1031 Exchange

Kelly Exline, Realtor ®   208.724.1560

A 1031 Exchange, also known as a Like Kind Exchange, is a way of structuring the sale of certain kinds of property so that the sellers profit or gain is not currently taxed. Instead, the property that is sold is replaced with another like kind property. If the transaction is properly structured, the sellers profit or gain in deferred to a future date.

Section 1031 of the Internal Revenue Code, 26 U.S.C. 1031, provides:

"No gain or loss shall be recognized on the exchange of property held for productive use in a trade or business or for investment if such property is exchanged solely for property of like kind which is to be held either for productive use in a trade or business or for investment." In order to obtain full benefit, the replacement property must be of equal or greater value, and all of the proceeds from the relinquished property must be used to acquire the replacement property. The taxpayer cannot receive the proceeds of the sale of the old property; doing so will disqualify the exchange for the portion of the sale proceeds that the taxpayer received.
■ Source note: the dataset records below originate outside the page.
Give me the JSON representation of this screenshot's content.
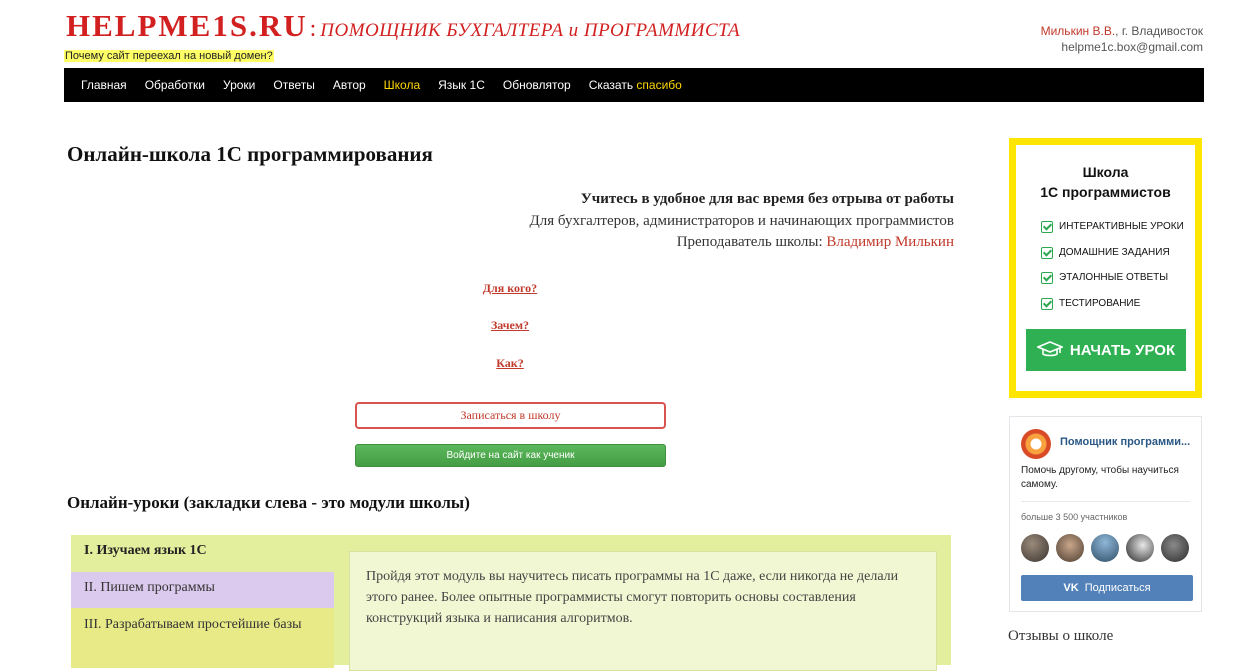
{
  "header": {
    "logo_main": "HELPME1S.RU",
    "logo_colon": ":",
    "logo_slogan": "ПОМОЩНИК БУХГАЛТЕРА и ПРОГРАММИСТА",
    "moved_link": "Почему сайт переехал на новый домен?",
    "author_name": "Милькин В.В.",
    "author_city": ", г. Владивосток",
    "author_email": "helpme1c.box@gmail.com"
  },
  "nav": {
    "items": [
      "Главная",
      "Обработки",
      "Уроки",
      "Ответы",
      "Автор",
      "Школа",
      "Язык 1С",
      "Обновлятор"
    ],
    "thanks_prefix": "Сказать",
    "thanks_word": "спасибо"
  },
  "main": {
    "title": "Онлайн-школа 1С программирования",
    "intro_bold": "Учитесь в удобное для вас время без отрыва от работы",
    "intro_line2": "Для бухгалтеров, администраторов и начинающих программистов",
    "teacher_label": "Преподаватель школы:",
    "teacher_name": "Владимир Милькин",
    "q_for_whom": "Для кого?",
    "q_why": "Зачем?",
    "q_how": "Как?",
    "signup_button": "Записаться в школу",
    "login_button": "Войдите на сайт как ученик",
    "lessons_title": "Онлайн-уроки (закладки слева - это модули школы)",
    "modules": {
      "tab1": "I. Изучаем язык 1С",
      "tab2": "II. Пишем программы",
      "tab3": "III. Разрабатываем простейшие базы",
      "text": "Пройдя этот модуль вы научитесь писать программы на 1С даже, если никогда не делали этого ранее. Более опытные программисты смогут повторить основы составления конструкций языка и написания алгоритмов."
    }
  },
  "sidebar": {
    "school_title_1": "Школа",
    "school_title_2": "1С программистов",
    "features": [
      "Интерактивные уроки",
      "Домашние задания",
      "Эталонные ответы",
      "Тестирование"
    ],
    "start_button": "Начать урок",
    "vk": {
      "group_name": "Помощник программи...",
      "description": "Помочь другому, чтобы научиться самому.",
      "members": "больше 3 500 участников",
      "subscribe": "Подписаться",
      "vk_logo": "VK"
    },
    "reviews_title": "Отзывы о школе"
  },
  "colors": {
    "brand_red": "#d21f1f",
    "nav_bg": "#000000",
    "nav_highlight": "#ffd800",
    "school_border": "#ffe600",
    "green": "#2fb153",
    "vk_blue": "#5181b8"
  }
}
For this reason, exchanges (particularly non-simultaneous changes) are typically structured so that the taxpayer's interest in the relinquished property is assigned to a Qualified Intermediary prior to the close of the sale. In this way, the taxpayer does not have access to or control over the funds when the sale of the old property closes.

At the close of the relinquished property sale, the proceeds are sent by the closing agent (typically a title company, escrow company, or closing attorney) to the Qualified Intermediary, who holds the funds until such time as the transaction for the acquisition of the replacement property is ready to close. Then the proceeds from the sale of the relinquished property are deposited by the Qualified Intermediary to purchase the replacement property. After the acquisition of the replacement property closes, the Qualifying Intermediary delivers the property to the taxpayer, all without the taxpayer ever having "constructive receipt" of the funds.

The prevailing idea behind the 1031 Exchange is that since the taxpayer is merely exchanging one property for another property(ies) of like-kind there is nothing received by the taxpayer that can be used to pay taxes. In addition, the taxpayer has a continuity of investment by replacing the old property. All gain is still locked up in the exchanged property and so no gain or loss is "recognized" or claimed for income tax purposes.